Eliminating Hazard Awareness Delay: How Three Utilities Utilize Physical Grid Monitoring to Avert Catastrophic Failures
All utilities want a grid that is fully resilient, safe for communities, and operating optimally for all ratepayers. But how do we get there?
This expert panel discussion will address the critical operational challenge facing utilities today as told by three major utilities: Pacific Gas and Electric, Puget Sound Energy and Xcel Energy.
A key aspect of creating a more resilient, reliable, and safer grid is by reducing what is called Hazard Awareness Delay—the gap between when grid hazards occur and when a utility can locate and address them. This remains a fundamental vulnerability in traditional grid monitoring: hazards can persist undetected for hours or days, escalating from manageable incidents to catastrophic failures.
This presentation will discuss Active Grid Response (AGR), which establishes an entirely new category of grid management that mitigates Hazard Awareness Delay by tracking and measuring the physical environment around the grid, and not just the current and voltage in the line.
AGR has empowered PG&E, Xcel Energy, and Puget Sound Energy, respectively, to measure physical, electrical, and environmental factors through sensors deployed directly at utility poles, understand these signals at the edge and network level, and act on them to improve safety and reduce outages.
Emerging solutions in this category must deliver continuous, real-time pole-to-pole visibility and uninterrupted monitoring during outages, enabling immediate hazard detection, precise fault localization, and detailed condition identification—capabilities that transform how utilities shorten outages, reduce outage frequency, and improve safety.
PG&E: Detecting HIFs - presented by panelist Karen McKelvie and moderator Jay Leyno. Prior to implementing AGR, PG&E faced a significant challenge in detecting high-impedance faults (HIFs). Traditional relays and breakers are not designed to detect the subtle and erratic current signatures of HIFs, leaving a critical blind spot. An oak tree cracked in a remote area of Northern California that subsequently fell into an energized 21 kV line. The branch remained on the line, smoldering during several days of red-flag warnings and temperatures exceeding 100 degrees. With AGR, the initial impact and line displacement were picked up in real-time, before the tree had a chance to carbonize and cause an electrical fault, outage, or possible wildfire ignition. PG&E was able to dispatch a troubleman, where in darkness, he was able to quickly spot the issue, de-energize the line, and remove the tree.
Puget Sound Energy (PSE): Restoring Power Quickly After a Storm - presented by Alex Brotherson> Puget Sound Energy faced a significant challenge in maintaining observability of de-energized circuits during major storm events. When lines go down or are preemptively de-energized for safety measures, conventional monitoring tools offer no visibility or understanding of real-time grid conditions. A lack of situational awareness hampered PSE’s ability to quickly assess damage, prioritize field response, and safely restore service, especially in remote or heavily forested areas. However, with AGR, Puget Sound Electricity can now observe de-energized lines, enabling the utility to reduce outage durations, coordinate safe restoration efforts, and build a more resilient grid. In 2024, a bomb cyclone struck the Pacific Northwest, battering PSE’s service territory with hurricane-force winds. Trees fell on power lines, homes, and businesses, causing nearly half a million customer outages.

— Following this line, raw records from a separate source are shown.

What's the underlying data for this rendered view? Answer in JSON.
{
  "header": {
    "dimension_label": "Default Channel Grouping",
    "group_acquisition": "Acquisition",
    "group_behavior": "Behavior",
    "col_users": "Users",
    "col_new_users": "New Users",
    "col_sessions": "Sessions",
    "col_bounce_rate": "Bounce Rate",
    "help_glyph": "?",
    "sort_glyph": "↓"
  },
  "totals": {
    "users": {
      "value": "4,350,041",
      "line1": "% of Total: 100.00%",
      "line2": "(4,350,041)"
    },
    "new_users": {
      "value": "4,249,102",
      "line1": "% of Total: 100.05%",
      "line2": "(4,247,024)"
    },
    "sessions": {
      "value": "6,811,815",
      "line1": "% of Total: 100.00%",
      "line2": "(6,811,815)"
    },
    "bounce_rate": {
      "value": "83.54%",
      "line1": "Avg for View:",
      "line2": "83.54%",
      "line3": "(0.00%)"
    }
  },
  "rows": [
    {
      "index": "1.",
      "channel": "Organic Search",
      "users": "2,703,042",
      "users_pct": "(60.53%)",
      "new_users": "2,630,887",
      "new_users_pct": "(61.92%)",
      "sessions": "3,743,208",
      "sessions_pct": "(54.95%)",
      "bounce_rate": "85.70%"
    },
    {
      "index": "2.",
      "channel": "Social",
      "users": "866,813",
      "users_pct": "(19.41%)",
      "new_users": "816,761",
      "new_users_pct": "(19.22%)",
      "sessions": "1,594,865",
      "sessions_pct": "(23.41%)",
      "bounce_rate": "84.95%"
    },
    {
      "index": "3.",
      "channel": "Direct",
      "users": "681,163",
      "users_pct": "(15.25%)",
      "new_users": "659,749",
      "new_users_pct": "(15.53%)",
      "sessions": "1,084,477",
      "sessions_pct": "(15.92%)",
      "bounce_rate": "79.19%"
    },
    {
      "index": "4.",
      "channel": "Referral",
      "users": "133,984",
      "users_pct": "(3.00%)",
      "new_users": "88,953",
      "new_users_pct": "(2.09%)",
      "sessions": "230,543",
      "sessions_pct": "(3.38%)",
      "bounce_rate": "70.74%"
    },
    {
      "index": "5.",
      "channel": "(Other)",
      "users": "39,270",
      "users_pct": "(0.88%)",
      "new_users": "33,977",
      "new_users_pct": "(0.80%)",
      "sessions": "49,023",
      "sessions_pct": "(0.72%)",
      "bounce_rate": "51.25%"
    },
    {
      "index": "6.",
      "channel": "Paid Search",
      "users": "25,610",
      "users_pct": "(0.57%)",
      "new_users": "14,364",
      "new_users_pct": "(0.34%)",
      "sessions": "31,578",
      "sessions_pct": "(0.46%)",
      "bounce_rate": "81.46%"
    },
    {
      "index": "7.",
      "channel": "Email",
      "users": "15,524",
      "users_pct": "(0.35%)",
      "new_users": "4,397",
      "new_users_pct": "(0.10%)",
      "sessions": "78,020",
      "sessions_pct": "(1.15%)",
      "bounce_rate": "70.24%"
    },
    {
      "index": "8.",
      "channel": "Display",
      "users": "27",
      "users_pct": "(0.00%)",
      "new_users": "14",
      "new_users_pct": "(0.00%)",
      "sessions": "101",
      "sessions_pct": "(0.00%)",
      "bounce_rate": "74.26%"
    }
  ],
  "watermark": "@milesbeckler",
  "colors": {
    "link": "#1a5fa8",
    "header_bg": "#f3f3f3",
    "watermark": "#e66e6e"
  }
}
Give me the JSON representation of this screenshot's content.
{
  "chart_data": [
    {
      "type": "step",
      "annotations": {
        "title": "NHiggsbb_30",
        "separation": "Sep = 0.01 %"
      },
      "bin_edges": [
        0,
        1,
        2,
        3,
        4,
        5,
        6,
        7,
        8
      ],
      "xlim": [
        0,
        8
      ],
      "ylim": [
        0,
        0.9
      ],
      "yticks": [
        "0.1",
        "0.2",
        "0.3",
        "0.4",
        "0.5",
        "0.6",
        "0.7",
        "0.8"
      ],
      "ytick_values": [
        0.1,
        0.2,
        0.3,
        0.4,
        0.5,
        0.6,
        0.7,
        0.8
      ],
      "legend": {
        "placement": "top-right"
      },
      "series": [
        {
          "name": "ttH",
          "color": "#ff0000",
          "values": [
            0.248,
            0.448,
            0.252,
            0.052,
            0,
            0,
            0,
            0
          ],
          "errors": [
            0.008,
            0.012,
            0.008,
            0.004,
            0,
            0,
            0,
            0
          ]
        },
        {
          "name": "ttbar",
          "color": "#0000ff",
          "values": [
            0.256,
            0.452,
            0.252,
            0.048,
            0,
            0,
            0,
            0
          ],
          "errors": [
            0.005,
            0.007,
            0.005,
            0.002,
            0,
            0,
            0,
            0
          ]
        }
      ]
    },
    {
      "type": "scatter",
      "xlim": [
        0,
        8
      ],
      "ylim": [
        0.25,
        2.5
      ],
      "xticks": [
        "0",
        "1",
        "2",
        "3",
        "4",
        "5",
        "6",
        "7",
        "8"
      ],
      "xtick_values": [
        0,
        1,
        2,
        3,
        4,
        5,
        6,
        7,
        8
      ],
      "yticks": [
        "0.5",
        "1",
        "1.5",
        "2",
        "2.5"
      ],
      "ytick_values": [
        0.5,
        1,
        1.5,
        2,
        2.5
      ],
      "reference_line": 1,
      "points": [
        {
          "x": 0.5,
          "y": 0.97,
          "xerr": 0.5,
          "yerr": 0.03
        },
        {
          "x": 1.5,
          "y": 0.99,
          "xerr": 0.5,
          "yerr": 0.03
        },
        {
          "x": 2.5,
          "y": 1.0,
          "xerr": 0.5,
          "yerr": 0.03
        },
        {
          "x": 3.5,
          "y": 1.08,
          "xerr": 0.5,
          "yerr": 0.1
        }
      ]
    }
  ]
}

Puget Sound Energy would typically need to wait until the storm subsided to identify issues. But with AGR, PSE was able to measure and understand events on de-energized infrastructure in real-time. This enabled them to remotely triage and prioritize repairs during the storm, greatly enhancing the speed of restoration and the system's overall resiliency.
Xcel Energy: Averting a Wildfire - presented by Tyler McGrath
As a major utility serving a unique mix of urban and rural areas, Xcel's transmission and distribution lines are often situated near dry vegetation and across mountainous regions—conditions that heighten the risk of utility-related ignitions.
Then in March, 45 mph wind gusts caused multiple adjacent poles to structurally fail. The only thing holding them up was the primary lines, which remained energized.
Xcel had multi-sensing devices deployed on the circuit to provide AGR, and the structural failure was detected through physical and environmental sensing, including vibrations, acoustics, acceleration, and pole tilt—allowing Xcel’s team to identify the hazard before voltage or electrical current loss. This allowed them to take immediate action, dispatching a crew to the scene to safely de-energize the line and to make repairs before an electrical fault/ignition occurred.
Each presenter will share their experience with AGR and how it enables their respective utilities to create more resilient and reliable grids through effective asset management and rapid response to pending or active hazards.